Claudia también sabía que el hijo fallecido de Mariana era su herida más profunda.
De lo contrario, no habría torturado a Emilio durante tanto tiempo.
Efectivamente, el rostro de Mariana se ensombreció.
—Claudia, ¿cómo te atreves a hablarme así?
—Usted mató a mis padres, ¿por qué no me atrevería?
Claudia quería una respuesta definitiva.
Pero Mariana no soltaba prenda.
Claudia se emocionó: —No intente echarme la culpa a mí, yo no hice nada malo. Emilio y yo nos amamos, nos casamos y tuvimos un hijo, fue nuestra elección. Fue usted quien no quiso soltarlo, quien quiso controlar a su hijo y vivir a través de él. ¿Por qué él no puede elegir, por qué tiene que vivir la vida que usted planeó?
—Porque él me debe una vida, así que tiene que obedecerme.
—Además, ¿qué tienes tú de bueno? Una familia de refugiados queriendo casarse con mi hijo. Mi hijo tenía una amiga de la infancia de su misma clase social. Si no hubieras aparecido, su vida habría sido brillante. Por ti, renunció a la universidad número uno en Terraluz y se transfirió en secreto a una preparatoria pública, mintiéndome diciendo que estaba en la escuela internacional. Tú eres la piedra en su camino, claro que tenía que limpiarlo por él.

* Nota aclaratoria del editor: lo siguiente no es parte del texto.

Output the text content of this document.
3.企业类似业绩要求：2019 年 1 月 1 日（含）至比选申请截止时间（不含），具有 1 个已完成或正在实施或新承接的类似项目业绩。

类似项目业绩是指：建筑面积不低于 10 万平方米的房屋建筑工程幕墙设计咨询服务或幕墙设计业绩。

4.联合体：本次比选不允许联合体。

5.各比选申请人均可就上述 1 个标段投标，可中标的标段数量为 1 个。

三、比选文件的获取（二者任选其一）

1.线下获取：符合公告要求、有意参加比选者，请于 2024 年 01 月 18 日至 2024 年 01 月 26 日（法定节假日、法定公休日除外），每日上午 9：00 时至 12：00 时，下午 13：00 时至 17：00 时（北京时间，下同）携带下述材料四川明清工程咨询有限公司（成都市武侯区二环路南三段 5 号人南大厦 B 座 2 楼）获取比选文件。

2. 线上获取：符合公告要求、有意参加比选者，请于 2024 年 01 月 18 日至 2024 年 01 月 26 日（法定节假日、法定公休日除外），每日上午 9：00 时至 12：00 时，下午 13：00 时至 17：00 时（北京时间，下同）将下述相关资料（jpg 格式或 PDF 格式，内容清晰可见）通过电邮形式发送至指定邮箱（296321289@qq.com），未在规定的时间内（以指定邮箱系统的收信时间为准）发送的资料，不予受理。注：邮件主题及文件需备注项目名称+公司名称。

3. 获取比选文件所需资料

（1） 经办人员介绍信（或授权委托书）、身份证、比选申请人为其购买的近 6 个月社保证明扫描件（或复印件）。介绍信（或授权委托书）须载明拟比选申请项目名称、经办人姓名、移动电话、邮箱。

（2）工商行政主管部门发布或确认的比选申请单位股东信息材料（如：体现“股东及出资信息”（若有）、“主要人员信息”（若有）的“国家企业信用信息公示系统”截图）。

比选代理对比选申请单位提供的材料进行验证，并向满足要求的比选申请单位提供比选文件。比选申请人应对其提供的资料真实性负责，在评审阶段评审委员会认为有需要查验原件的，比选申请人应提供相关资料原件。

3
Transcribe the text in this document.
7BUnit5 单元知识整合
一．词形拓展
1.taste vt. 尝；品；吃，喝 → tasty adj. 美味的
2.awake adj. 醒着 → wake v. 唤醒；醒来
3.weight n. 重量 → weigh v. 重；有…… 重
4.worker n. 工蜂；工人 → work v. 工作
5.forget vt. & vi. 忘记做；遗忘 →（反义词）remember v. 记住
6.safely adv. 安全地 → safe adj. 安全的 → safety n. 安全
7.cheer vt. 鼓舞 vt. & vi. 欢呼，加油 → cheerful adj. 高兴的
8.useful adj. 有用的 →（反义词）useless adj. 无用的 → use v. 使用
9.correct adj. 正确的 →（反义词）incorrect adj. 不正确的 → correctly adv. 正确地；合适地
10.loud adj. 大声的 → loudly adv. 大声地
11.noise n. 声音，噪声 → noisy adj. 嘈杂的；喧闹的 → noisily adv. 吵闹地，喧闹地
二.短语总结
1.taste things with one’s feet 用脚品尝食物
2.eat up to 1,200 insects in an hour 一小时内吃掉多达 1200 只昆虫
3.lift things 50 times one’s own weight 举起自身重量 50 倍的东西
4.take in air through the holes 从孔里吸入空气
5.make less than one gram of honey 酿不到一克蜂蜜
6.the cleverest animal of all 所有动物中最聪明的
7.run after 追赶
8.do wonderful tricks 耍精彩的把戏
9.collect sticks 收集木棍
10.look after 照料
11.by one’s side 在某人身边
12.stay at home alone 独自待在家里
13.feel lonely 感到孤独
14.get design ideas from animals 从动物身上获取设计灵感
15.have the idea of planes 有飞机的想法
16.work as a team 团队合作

Las palabras de Mariana finalmente resolvieron una duda en el corazón de Claudia.
Sintió una extraña amargura.
—Señora Rosales, usted no es Dios, no puede organizar la vida de los demás. Emilio es solo su hijo, tiene derecho a elegir. En cuanto a que le debe una vida, en ese entonces él era solo un niño. ¿Por qué confió el cuidado de un niño de dos años a uno de seis? ¿Acaso la familia Salazar no tenía niñeras? El niño murió, ¿no fue negligencia de ustedes como padres? ¿Cómo puede usar eso para hacerlo sentir culpable y vivir con esa carga? ¿Sabía que él sufrió depresión? ¿Sabía que durante todos estos años, ha querido saltar de un edificio en cualquier momento, usando la misma forma de morir que su hermano para pagar esa supuesta deuda?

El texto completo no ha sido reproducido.